You do not have to meet the whole world with your own small self.

You can be supported by what is deeper than any momentary crisis. Not by denial. Not by spiritual bypass. But by lived connection to the depth layer of reality: widening so you can tell the truth, bear the truth, and still keep your heart.

And if you’ll allow me—this is where I can say, not only that I’ve seen widening happen in this community, but that I learned its necessity very early.

Here is the story. My two brothers, my dad, and I essentially lived in our garage. The house was where mom lived. The rest of us made do with what was left. 

It’s because this was the safest arrangement we could make. Mom wasn’t well—was dangerous at times. 

It’s not something I told friends.
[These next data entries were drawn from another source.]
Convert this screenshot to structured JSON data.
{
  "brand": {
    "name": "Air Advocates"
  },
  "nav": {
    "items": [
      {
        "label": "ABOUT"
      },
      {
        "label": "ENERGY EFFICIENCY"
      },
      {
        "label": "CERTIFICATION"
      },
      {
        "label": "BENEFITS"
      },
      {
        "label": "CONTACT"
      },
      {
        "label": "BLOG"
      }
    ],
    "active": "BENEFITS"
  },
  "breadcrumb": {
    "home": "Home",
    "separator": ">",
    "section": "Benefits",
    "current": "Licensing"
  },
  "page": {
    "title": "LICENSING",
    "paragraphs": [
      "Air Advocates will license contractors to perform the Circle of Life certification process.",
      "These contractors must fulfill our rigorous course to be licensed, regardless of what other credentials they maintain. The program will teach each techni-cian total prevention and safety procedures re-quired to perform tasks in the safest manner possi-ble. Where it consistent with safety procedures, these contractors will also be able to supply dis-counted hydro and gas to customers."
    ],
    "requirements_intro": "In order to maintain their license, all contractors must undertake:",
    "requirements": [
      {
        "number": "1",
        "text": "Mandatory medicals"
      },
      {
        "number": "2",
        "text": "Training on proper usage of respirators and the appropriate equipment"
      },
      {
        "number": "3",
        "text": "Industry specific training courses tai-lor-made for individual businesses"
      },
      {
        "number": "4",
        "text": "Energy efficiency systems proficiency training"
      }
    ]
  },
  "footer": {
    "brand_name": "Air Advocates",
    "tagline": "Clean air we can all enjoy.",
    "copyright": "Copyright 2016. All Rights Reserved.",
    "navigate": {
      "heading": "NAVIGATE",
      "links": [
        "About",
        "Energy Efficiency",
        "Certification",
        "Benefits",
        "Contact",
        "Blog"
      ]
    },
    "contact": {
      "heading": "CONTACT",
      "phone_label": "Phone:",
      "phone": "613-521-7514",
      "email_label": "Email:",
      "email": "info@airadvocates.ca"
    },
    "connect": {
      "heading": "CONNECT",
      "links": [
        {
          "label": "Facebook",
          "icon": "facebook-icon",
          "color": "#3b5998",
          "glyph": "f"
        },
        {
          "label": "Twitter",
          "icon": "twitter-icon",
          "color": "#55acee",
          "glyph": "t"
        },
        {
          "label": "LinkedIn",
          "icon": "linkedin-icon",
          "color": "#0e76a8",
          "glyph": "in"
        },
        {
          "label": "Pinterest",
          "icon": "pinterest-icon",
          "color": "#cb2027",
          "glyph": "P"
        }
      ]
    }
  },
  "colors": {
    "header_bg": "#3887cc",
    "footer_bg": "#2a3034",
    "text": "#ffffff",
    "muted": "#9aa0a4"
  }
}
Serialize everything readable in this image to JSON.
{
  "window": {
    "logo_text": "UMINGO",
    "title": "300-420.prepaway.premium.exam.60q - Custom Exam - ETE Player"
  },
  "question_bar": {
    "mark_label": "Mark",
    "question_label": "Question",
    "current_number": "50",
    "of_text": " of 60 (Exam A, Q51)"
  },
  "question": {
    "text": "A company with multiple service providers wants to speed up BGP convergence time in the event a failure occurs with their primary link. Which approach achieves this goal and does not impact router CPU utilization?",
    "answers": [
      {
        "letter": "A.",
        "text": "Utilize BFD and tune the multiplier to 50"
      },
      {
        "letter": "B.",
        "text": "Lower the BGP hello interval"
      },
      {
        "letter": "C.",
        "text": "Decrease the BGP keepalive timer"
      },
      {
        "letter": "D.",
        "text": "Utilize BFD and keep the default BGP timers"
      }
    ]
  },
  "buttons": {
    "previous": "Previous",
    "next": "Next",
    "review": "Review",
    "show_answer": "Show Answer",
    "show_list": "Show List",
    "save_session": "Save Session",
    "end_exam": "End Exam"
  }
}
If I played with someone after school, we went to their house.

Our garage fit two cars. Dad built our living space in the area meant for one. The other bay was completely taken up by my mom’s green Datsun, with its oily smell.

Our beds were mattresses that sat on examination-room tables. Dad showed up one day with four of them. Until we needed them, they stayed stacked in the only closet. We had to keep the room as uncluttered as possible.

There was a long desk with chairs that slid underneath, and shelves along the wall. It was one common room, and each of us chose which places would hold our stuff.

Sometimes I took a favorite record album cover into the closet. I’d climb on top of the stacked mattresses and roll the door closed, leaving a crack of light. One of those albums was Trying to Get the Feeling by Barry Manilow. The cover showed a funny sculpture of him at the piano—smiling, hair over his eyes, his long fingers playing away.

There was no way to drag a record player into the closet, so I just stared at the cover and sang the songs I could remember over the muffled sounds outside. 

My favorite was “I Write the Songs.” 

I didn’t understand everything it meant. But I understood the feeling: that music could make you brave, could make you move, could make your heart feel like a place worth living in. The chorus ended with a phrase I held onto—a worldwide symphony.

Even in that dark, cramped space, I could feel something in me widen—bigger than the room I lived in, bigger than the garage, bigger than the smell of oil.

Widenings like this is why I didn’t give up—what kept hope real in the midst of family chaos growing up.

So when I say “transpersonal,” I’m not offering a fashionable idea. I’m naming a human capacity that can keep a soul alive.

Widening experiences can come through many doorways: nature, meditation, prayer, music, art, athletics, dreams, love, service. They can come through awe, grief, joy—quietly or dramatically. What they share is this: they loosen the tight knot of self-concern and reconnect us to a wider field of meaning.

And here’s the practical question:

How do we choose that doorway—on purpose—when we’re living under pressure?

Isn’t America right now one big family chaos? And that’s what we all need—keeping hope alive.

It doesn’t have to be heroics. Doesn’t have to be dramatic reinvention.

Just this: choose one doorway to the “more.”

Three minutes outdoors—no phone—just enough to let the world be radiant again.
One piece of music with your eyes closed, letting your body remember it is alive.
One act of compassion that interrupts the ego’s habit of isolation.
One honest conversation in which you share—not only what hurts, but what has ever made you feel wonder.

Abraham Maslow noticed something simple and hopeful: when people remember and speak about their peak experiences, they often become more available to them. Naming the possibility opens the door.

So share your stories—not only of pain, but of wideness. Not only of struggle, but of moments when you felt held—and found your footing again.

Because this widening of the self is not a luxury. It is not escapism. It is sustenance.

Let our religion be true.

The deepest thing that’s real is not our urgency. The deepest thing that’s real is the radiance beneath things. The love that outlasts our crises. The moral beauty that keeps calling us forward. It is the depth Mary Moody Emerson dared to trust, and Ralph Waldo Emerson dared to name—and that our tradition still needs, not as ornament, but as nourishment.

May we be widened.
May we be re-rooted.
May we be supported by what is deeper than this moment—
so that we can serve this moment without being consumed by it.